Wbrew pozorom ewangelie wcale nie są dokładną biografią Jezusa a dzieje apostolskie spisane przez św. Łukasza nie są relacją historyczną oddającą co się rzeczywiście wydarzyło. Celem ewangelii było kształtowanie wspólnoty chrześcijańskiej, podsycanie i krzewienie wiary słowem i obrazem, bez dbałości o faktografię historyczną. Ewangeliści czerpali treści z pamięci, ze wspomnień, z zachowanych pism, opierali się na świadectwach innych, którzy byli naocznymi świadkami wydarzeń.

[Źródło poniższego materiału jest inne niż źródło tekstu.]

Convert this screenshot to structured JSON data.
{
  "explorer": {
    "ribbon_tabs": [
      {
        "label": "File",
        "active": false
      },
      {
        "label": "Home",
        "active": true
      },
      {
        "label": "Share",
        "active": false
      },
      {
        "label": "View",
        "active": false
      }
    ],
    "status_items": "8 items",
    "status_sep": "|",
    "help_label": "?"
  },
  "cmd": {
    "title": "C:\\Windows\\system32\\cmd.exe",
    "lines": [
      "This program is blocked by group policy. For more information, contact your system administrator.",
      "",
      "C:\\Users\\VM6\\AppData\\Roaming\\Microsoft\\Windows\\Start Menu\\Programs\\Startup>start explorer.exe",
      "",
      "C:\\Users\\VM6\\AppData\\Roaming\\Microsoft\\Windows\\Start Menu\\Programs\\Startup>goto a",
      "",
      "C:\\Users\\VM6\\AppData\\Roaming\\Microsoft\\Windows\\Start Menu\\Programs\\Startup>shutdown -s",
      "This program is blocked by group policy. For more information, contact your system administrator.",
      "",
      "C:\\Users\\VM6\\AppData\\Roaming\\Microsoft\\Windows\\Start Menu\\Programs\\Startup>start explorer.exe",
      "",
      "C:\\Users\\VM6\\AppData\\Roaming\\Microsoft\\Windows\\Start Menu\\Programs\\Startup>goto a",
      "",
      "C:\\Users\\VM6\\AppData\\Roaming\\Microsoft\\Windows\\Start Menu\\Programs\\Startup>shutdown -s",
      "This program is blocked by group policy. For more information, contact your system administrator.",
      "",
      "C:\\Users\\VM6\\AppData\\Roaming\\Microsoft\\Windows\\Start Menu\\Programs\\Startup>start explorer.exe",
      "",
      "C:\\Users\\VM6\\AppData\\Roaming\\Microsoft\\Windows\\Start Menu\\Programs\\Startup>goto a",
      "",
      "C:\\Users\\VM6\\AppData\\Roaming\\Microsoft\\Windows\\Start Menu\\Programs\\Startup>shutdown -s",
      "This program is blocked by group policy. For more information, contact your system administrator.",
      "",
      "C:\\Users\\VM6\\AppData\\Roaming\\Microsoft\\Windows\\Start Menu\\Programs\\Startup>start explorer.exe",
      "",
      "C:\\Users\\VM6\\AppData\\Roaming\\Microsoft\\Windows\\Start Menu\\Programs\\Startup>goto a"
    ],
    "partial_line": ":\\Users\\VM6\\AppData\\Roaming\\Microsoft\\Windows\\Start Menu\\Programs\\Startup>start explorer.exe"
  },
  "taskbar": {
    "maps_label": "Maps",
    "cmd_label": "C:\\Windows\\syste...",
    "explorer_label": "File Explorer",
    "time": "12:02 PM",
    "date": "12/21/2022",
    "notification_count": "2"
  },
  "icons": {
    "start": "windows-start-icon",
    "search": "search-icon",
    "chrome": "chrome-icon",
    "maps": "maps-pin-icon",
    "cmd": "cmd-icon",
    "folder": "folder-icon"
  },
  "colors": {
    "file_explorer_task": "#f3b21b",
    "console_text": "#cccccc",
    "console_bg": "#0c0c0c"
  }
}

Wiele ewangelii pominięto jako te niekanoniczne, chociaż obfite w treści.
Nasuwa się domniemanie że źródła mogły ulec zniekształceniu, z drugiej strony w starożytności tradycje ustne przekazywano z dużą wiernością, co wyradza w analizie kolizję prawdy i zafałszowania.
Autorka bardzo dyplomatycznie i z rezerwą omija interpretacje w tych kwestiach, rozróżnia treści po kątem wiary i jej braku a nie apriori w sensie historycznym lub z nadmiarem konfabulacji.